Geografische Lage
Die Einzellage Kirchgärtchen liegt in der Gemarkung von
Welgesheim (Rheinhessen) im sanftwelligen Hügelland westlich von Mainz. Es handelt sich um eine ortsnahe Lage in leicht geneigten Hängen auf etwa 130–200 m ü. NN, mit vorherrschenden Süd- bis Westexpositionen, wie sie für die Welgesheimer Ortsfluren typisch sind. Die Nähe zum Siedlungskern sorgt für windgeschützte Kleinklimata und einen schnellen Wärmehaushalt im Frühjahr.
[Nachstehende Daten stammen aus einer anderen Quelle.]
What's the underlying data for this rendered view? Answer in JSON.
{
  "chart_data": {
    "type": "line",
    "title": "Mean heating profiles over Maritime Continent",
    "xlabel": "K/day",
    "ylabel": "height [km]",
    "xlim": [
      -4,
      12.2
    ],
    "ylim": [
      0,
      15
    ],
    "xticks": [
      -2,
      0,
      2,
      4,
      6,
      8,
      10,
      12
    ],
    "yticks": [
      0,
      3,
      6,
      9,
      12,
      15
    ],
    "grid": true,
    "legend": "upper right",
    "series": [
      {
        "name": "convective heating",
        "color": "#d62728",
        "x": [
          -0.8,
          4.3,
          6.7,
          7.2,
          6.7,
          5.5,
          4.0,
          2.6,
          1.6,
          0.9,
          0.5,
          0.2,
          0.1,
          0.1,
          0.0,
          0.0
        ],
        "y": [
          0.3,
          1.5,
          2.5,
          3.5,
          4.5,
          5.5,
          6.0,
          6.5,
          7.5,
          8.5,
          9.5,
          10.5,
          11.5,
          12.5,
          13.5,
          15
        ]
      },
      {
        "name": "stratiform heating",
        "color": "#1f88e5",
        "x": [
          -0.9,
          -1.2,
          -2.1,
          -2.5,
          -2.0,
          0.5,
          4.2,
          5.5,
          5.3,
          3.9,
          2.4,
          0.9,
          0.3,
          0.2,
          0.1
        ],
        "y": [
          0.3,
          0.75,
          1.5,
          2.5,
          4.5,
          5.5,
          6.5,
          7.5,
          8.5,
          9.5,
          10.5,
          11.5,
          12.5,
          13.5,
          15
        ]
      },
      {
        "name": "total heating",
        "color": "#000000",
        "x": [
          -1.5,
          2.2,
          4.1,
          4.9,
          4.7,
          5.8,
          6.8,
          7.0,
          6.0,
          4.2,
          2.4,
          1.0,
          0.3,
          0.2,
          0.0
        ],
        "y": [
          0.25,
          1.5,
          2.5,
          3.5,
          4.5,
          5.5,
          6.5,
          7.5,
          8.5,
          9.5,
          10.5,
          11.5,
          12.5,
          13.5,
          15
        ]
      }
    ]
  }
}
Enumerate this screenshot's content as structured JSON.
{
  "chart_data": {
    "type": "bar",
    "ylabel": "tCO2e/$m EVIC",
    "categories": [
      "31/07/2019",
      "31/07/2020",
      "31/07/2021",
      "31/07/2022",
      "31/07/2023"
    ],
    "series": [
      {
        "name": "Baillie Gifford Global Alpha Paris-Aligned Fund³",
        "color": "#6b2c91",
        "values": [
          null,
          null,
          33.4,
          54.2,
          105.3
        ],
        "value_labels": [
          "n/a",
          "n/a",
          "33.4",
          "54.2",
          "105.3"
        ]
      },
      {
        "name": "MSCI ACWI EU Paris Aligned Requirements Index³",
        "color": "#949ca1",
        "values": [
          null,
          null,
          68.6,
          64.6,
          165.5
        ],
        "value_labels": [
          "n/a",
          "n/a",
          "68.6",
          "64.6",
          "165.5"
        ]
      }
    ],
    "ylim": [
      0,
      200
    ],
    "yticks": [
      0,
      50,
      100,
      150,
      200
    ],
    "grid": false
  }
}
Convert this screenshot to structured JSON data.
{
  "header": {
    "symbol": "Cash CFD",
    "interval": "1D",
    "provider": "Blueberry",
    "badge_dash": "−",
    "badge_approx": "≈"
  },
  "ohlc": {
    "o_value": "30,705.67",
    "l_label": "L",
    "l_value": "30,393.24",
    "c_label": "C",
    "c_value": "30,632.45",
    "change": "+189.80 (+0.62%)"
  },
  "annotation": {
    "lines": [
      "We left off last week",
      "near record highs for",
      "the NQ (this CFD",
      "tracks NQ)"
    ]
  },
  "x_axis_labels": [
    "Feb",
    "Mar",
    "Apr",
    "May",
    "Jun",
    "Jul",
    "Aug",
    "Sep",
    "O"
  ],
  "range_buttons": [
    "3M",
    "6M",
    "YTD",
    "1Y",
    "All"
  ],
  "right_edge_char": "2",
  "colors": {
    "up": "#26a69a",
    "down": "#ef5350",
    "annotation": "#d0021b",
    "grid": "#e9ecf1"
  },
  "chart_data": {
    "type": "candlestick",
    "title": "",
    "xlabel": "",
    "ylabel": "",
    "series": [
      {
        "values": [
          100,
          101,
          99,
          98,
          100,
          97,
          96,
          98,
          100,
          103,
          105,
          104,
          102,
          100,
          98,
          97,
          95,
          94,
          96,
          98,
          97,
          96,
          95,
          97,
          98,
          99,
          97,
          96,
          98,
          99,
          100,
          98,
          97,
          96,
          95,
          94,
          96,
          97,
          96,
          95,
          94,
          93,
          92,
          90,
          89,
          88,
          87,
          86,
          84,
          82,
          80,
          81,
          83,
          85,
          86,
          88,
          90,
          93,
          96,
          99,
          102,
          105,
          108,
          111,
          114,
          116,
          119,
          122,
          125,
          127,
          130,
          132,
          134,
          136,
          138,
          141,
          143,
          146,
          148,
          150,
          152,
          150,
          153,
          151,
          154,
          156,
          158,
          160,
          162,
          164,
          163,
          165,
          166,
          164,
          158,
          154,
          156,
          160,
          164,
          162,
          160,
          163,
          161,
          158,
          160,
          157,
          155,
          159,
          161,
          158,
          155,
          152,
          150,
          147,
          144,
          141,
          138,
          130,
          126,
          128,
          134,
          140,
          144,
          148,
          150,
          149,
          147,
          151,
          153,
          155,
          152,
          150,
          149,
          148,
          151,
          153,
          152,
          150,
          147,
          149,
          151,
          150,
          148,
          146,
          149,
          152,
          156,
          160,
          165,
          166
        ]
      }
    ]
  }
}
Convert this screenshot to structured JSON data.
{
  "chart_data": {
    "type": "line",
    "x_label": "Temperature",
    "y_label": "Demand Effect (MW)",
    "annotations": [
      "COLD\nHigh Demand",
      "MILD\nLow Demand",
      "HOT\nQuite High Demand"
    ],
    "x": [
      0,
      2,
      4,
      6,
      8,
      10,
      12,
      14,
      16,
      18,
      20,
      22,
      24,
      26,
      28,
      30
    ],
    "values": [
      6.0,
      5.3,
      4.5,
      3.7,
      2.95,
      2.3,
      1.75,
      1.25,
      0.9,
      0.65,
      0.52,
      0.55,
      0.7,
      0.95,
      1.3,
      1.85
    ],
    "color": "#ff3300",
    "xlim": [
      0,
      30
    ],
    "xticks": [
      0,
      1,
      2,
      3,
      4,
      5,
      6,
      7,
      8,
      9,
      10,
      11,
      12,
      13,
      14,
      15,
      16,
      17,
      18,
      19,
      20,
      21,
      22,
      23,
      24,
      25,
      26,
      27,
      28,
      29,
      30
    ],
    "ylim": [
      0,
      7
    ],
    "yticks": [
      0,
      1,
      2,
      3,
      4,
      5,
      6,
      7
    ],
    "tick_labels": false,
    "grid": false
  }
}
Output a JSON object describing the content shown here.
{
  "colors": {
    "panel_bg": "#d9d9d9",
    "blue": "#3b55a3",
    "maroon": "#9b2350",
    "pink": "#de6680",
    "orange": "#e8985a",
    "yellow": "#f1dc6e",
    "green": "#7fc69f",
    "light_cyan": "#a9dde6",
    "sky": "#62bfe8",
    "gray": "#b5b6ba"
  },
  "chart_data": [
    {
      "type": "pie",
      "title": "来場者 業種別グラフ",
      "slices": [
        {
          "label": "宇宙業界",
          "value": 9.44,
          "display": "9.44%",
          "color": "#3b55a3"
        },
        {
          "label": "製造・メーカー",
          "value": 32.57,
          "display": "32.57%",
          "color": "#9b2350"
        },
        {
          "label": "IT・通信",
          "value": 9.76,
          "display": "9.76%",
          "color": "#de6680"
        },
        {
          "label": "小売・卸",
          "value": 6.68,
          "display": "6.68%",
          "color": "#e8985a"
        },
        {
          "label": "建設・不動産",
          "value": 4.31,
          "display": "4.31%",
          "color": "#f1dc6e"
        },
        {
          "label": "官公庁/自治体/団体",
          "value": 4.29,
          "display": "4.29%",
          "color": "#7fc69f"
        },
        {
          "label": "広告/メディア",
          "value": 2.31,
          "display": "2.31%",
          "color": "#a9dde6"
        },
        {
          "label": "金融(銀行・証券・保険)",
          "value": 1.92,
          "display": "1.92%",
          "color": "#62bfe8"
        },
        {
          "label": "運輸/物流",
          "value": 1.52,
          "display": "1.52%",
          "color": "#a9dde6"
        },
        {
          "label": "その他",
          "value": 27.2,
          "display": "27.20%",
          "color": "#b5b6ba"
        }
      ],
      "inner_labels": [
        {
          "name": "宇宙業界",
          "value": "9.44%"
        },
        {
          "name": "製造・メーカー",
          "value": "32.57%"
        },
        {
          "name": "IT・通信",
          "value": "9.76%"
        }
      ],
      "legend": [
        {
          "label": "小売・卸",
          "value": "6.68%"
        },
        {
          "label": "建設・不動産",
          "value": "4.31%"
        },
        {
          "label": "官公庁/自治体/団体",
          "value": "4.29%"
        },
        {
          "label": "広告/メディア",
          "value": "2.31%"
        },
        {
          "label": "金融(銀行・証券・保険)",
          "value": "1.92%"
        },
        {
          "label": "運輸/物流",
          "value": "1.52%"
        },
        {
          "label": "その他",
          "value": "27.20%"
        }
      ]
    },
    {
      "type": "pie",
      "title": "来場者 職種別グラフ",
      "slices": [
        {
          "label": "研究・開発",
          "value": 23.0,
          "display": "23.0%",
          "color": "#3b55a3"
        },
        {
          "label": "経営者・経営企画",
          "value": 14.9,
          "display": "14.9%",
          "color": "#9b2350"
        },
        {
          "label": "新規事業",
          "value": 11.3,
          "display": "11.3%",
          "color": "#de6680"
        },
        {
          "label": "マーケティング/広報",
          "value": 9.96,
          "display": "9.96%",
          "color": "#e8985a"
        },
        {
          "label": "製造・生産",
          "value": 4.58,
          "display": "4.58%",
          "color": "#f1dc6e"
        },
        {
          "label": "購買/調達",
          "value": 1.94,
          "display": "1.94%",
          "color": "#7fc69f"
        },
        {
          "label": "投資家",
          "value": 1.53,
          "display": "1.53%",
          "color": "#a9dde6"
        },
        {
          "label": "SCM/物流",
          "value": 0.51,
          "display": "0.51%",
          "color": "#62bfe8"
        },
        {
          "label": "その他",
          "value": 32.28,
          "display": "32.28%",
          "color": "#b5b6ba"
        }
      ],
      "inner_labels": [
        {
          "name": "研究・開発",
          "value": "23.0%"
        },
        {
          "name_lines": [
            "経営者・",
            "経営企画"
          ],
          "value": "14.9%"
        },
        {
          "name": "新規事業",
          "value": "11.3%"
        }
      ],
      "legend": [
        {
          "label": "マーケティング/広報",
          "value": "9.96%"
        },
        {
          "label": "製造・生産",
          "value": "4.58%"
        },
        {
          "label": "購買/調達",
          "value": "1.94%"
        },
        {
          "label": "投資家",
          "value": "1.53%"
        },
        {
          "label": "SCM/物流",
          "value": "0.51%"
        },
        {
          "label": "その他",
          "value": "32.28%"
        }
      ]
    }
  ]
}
Besonderheiten des Terroirs
Die Böden bestehen überwiegend aus mächtigen Löss- und Lösslehmschichten über kalkhaltigem Mergel. Der feinkörnige Löss erwärmt sich rasch und speichert Wasser gut; der Kalk-Untergrund fördert tiefe Durchwurzelung und verleiht den Weinen Struktur und eine kalkgeprägte, straffe Säure. Lokal können tonigere Partien die Wasserversorgung in trockenen Phasen zusätzlich stabilisieren.
Klimatische Bedingungen
Das Klima ist warm und relativ trocken (Rheinhessen: meist etwa 500–600 mm Jahresniederschlag) mit langer Vegetationsperiode. Süd- bis westexponierte Hänge nutzen die Sonnensumme gut, während nächtlicher Kaltluftabfluss das Frostrisiko senkt. Die Kombination aus Wärme, moderater Trockenheit und guter Bodenspeicherkapazität ermöglicht eine gleichmäßige Reife auch in trockenen Jahren.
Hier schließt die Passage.